Sequence Modeling - Learning Module

Loading content...

0/245

Autoregressive Models

Learning to Predict One Step at a Time

When you read a sentence like 'The cat sat on the ___', your brain automatically generates predictions for the next word—'mat', 'chair', 'floor'. You don't predict the entire rest of the document; you focus on the immediate next token. This simple insight underlies one of the most powerful frameworks in machine learning: autoregressive modeling.

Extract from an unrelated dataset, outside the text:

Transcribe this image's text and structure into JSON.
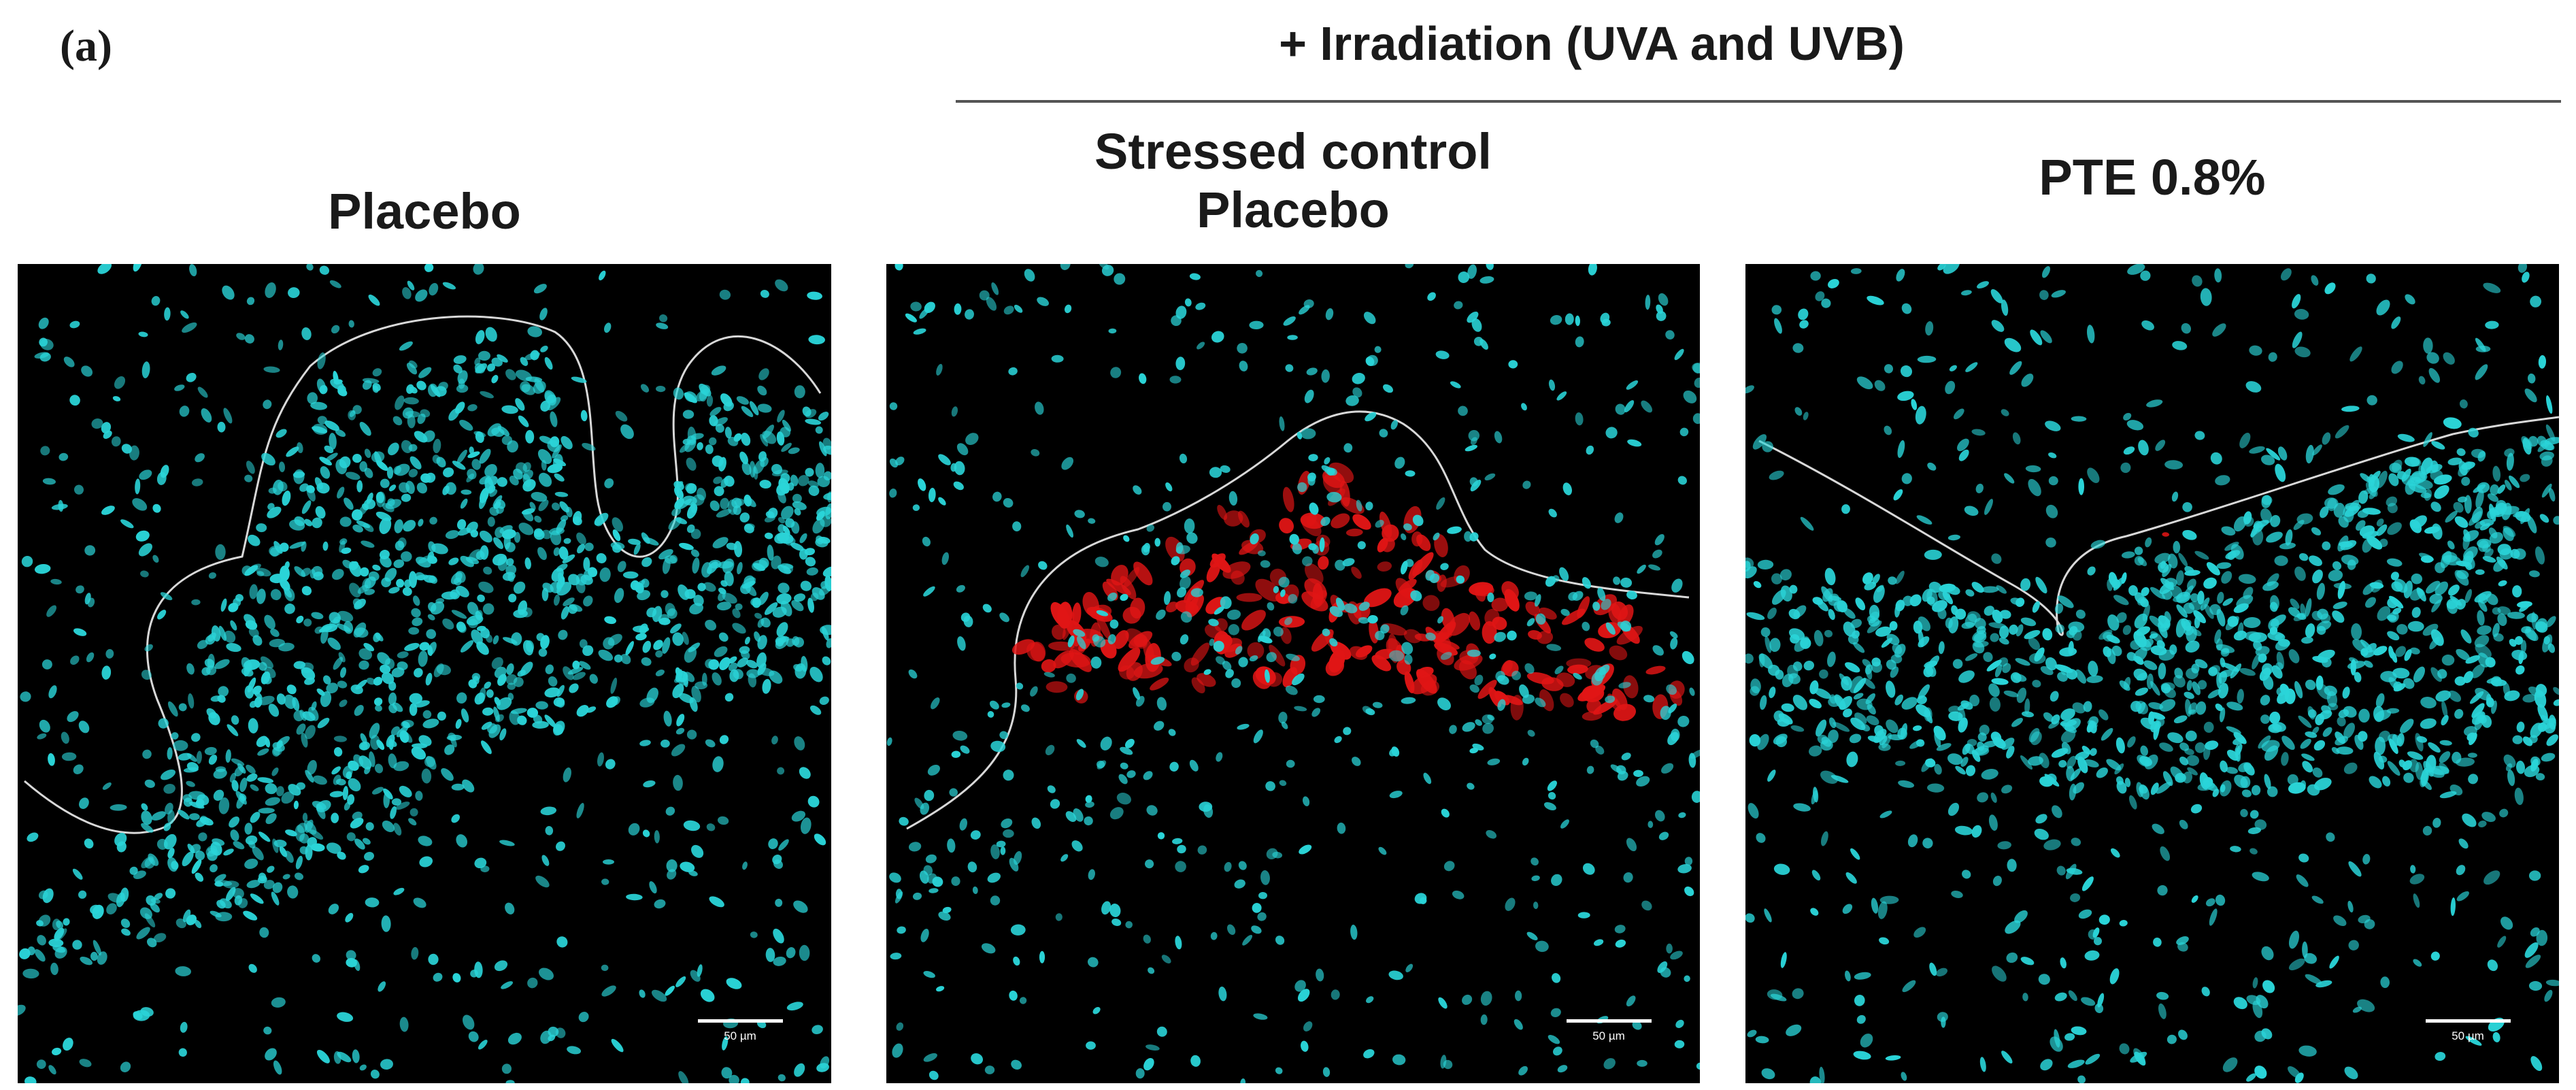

An autoregressive model learns to predict the next element given all previous elements. By chaining these predictions—each output becoming input for the next—we can model entire sequences of arbitrary length. This framework is the foundation of language models from simple n-grams to GPT-4, of speech synthesis systems, of video prediction, and of any generative model for sequential data.

In this page, we develop the autoregressive framework rigorously. We derive the training objective, show how maximum likelihood leads to next-token prediction, explore generation procedures, and connect autoregressive modeling to information theory and compression.

Learning Objectives

By the end of this page, you will: (1) Formalize the autoregressive factorization, (2) Derive the maximum likelihood training objective, (3) Understand teacher forcing and its implications, (4) Master generation procedures including sampling methods, and (5) Connect autoregressive models to compression and perplexity.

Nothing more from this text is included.